In this analysis, we found that more than one in five women at risk of an unplanned pregnancy in the United States would want to use a different method of contraception if they did not have to worry about cost. In a 2004 study that used a similar question to assess cost barriers, 31% of women would switch methods if cost were not an issue [2]. This decrease in prevalence is consistent with previously reported reductions in out-of-pocket costs following the ACA contraceptive mandate [6].

Those using condoms, withdrawal or no method were more likely to report cost barriers, which may reflect the relative affordability of these methods and their availability without a prescription. The higher prevalence of cost barriers among low-income women may be related to challenges reaching a Title X or Medicaid provider, or living in a state that did not expand Medicaid or does not operate a family planning waiver program [7,9]. Women of color may face obstacles accessing affordable contraception, and this may be especially true for recent and undocumented immigrants due to limited insurance coverage options. Finally, the higher prevalence of cost barriers for younger women underscores the importance of maintaining coverage protections under the ACA and access to Title X clinics for this group.

Unfortunately, the NSFG did not assess which method women would prefer to use, although research from Texas suggests many may prefer more effective methods [4,5]. We recommend that future surveys implement questions to detect both the presence of unsatisfied contraceptive preferences as well as the specific method the respondent would prefer to use. Given that affordability is but one potential barrier to preferred method use, future questionnaires should ask respondents about cost as well as other possible barriers such as getting transportation to a clinic or locating a provider that offers their preferred method.

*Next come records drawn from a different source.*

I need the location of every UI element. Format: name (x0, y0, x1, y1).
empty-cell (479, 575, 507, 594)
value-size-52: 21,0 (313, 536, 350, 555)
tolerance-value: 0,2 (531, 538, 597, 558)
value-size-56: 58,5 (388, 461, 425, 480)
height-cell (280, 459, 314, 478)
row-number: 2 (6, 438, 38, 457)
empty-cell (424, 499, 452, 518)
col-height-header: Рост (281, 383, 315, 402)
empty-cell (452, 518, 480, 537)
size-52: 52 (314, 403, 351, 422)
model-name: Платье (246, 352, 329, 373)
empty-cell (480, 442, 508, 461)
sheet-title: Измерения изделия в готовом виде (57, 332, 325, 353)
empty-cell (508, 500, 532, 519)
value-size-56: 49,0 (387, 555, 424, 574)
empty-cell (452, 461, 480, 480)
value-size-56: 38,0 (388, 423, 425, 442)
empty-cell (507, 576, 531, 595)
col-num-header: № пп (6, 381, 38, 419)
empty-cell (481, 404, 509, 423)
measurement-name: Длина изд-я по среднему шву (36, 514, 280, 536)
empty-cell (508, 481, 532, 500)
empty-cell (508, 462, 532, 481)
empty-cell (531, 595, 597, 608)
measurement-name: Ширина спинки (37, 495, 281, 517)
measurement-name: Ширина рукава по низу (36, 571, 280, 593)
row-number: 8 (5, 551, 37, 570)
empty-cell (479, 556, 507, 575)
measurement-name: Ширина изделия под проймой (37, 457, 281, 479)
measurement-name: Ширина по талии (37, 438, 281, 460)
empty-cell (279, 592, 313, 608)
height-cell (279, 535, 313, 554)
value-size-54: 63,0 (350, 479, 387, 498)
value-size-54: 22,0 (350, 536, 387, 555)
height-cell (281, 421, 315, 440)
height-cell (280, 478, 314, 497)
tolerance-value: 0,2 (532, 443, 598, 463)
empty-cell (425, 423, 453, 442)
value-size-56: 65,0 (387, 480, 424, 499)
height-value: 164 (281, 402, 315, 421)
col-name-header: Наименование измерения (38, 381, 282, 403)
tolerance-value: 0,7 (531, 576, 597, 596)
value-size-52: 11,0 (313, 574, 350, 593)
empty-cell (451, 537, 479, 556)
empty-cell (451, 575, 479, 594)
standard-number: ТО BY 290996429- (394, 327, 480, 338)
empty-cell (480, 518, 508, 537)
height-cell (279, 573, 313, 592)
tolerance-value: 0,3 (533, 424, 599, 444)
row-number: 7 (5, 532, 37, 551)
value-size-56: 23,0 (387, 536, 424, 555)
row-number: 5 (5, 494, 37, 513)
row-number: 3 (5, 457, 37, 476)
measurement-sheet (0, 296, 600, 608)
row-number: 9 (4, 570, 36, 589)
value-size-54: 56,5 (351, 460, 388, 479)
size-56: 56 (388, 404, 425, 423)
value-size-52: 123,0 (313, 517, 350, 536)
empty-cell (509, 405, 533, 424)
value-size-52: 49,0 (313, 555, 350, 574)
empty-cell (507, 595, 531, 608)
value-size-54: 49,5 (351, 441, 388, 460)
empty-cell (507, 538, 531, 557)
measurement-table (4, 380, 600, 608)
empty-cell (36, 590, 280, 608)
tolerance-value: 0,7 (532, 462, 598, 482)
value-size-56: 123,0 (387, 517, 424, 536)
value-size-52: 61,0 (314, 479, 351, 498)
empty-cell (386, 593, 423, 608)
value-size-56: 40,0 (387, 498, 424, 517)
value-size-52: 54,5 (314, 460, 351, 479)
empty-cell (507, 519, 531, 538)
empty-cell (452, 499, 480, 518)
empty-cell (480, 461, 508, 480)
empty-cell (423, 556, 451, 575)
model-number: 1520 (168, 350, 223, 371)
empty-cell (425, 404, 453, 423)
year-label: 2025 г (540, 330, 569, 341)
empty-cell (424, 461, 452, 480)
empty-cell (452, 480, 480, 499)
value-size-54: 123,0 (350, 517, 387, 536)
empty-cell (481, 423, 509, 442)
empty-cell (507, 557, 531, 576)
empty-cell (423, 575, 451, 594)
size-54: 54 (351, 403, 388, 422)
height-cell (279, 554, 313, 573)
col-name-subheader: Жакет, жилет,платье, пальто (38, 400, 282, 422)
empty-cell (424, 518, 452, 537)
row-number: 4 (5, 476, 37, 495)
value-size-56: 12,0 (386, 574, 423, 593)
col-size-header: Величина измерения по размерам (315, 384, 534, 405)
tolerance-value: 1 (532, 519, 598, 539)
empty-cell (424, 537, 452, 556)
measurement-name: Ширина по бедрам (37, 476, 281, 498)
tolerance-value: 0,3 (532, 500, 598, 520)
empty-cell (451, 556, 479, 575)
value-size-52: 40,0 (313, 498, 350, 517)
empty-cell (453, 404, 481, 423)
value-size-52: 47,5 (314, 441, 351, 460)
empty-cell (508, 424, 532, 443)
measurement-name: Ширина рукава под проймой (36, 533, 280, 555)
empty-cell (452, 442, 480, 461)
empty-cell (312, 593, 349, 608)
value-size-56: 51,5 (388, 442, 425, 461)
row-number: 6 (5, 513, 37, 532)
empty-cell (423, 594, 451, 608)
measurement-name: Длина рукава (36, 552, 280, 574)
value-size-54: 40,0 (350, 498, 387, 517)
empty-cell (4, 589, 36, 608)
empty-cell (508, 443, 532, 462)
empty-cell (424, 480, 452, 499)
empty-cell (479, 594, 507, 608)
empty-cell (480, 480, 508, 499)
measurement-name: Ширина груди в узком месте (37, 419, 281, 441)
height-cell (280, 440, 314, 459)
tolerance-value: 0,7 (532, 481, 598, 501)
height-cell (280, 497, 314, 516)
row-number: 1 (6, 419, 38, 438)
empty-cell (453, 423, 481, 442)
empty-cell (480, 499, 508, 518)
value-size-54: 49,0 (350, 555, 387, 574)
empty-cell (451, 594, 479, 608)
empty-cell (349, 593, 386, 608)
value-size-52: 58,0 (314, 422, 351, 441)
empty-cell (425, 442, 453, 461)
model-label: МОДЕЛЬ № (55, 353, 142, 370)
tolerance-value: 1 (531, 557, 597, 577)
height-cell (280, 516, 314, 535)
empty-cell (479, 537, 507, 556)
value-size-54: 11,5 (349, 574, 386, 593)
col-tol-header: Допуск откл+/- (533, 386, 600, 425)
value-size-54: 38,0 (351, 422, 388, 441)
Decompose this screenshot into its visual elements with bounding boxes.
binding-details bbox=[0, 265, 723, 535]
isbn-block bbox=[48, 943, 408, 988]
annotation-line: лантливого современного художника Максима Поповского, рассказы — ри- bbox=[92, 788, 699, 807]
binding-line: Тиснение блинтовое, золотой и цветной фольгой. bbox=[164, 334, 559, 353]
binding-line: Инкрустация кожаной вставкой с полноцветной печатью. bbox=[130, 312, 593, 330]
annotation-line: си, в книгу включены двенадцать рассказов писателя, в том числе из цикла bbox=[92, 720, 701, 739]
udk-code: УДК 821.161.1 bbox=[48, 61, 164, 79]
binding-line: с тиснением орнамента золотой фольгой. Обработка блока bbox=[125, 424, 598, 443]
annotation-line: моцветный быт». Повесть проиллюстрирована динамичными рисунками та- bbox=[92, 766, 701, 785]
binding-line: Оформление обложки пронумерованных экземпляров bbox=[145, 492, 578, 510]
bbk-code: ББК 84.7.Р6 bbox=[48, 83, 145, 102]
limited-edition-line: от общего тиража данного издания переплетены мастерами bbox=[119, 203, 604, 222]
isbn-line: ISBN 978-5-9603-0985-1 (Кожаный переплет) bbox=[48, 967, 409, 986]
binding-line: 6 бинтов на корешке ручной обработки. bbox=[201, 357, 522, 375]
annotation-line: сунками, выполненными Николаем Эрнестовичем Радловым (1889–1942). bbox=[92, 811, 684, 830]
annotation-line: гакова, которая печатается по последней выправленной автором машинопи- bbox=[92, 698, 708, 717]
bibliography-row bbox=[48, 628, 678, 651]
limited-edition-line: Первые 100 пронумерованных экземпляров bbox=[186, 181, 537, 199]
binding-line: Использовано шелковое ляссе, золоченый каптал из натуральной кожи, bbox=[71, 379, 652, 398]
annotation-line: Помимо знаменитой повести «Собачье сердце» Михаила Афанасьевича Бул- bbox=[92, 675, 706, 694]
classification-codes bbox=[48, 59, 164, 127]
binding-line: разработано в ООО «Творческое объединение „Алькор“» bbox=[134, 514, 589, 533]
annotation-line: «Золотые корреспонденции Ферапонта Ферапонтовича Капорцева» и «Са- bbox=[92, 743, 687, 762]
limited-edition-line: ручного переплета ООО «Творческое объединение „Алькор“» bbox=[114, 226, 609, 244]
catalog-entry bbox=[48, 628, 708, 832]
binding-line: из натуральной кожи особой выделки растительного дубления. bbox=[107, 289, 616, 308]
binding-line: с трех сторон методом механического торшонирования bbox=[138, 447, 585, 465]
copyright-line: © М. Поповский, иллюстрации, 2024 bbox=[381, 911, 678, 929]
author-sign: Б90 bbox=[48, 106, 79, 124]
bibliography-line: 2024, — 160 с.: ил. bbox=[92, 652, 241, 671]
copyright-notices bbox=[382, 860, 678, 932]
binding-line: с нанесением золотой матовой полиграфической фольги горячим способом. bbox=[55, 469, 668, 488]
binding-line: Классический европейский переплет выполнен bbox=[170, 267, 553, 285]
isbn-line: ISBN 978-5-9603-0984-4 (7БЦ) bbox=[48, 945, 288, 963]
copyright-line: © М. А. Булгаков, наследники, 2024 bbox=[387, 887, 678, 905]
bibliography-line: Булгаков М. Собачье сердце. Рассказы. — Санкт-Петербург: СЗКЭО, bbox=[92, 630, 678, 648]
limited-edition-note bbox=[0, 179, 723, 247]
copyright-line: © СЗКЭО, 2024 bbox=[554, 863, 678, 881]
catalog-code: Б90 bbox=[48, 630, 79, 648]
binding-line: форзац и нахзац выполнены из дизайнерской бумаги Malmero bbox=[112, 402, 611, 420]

As substantial changes are being considered and applied to federal laws and programs, monitoring whether people are able to afford their preferred method is an indicator of access to and quality of reproductive healthcare, as well as the state of reproductive autonomy [3]. These results are a benchmark for tracking the impact of policy changes as well as monitoring disparities in affordability across subgroups.

Declaration of competing interest

The authors declare no conflicts of interest.

Footnotes

Funding: This work was supported by the Susan Thompson Buffett Foundation as well as a center grant awarded to the Population Research Center at the University of Texas by the Eunice Kennedy Shriver National Institute of Child Health and Human Development (P2CHD042849). The funders played no role in the design or conduct of this study or in the preparation and review of this manuscript.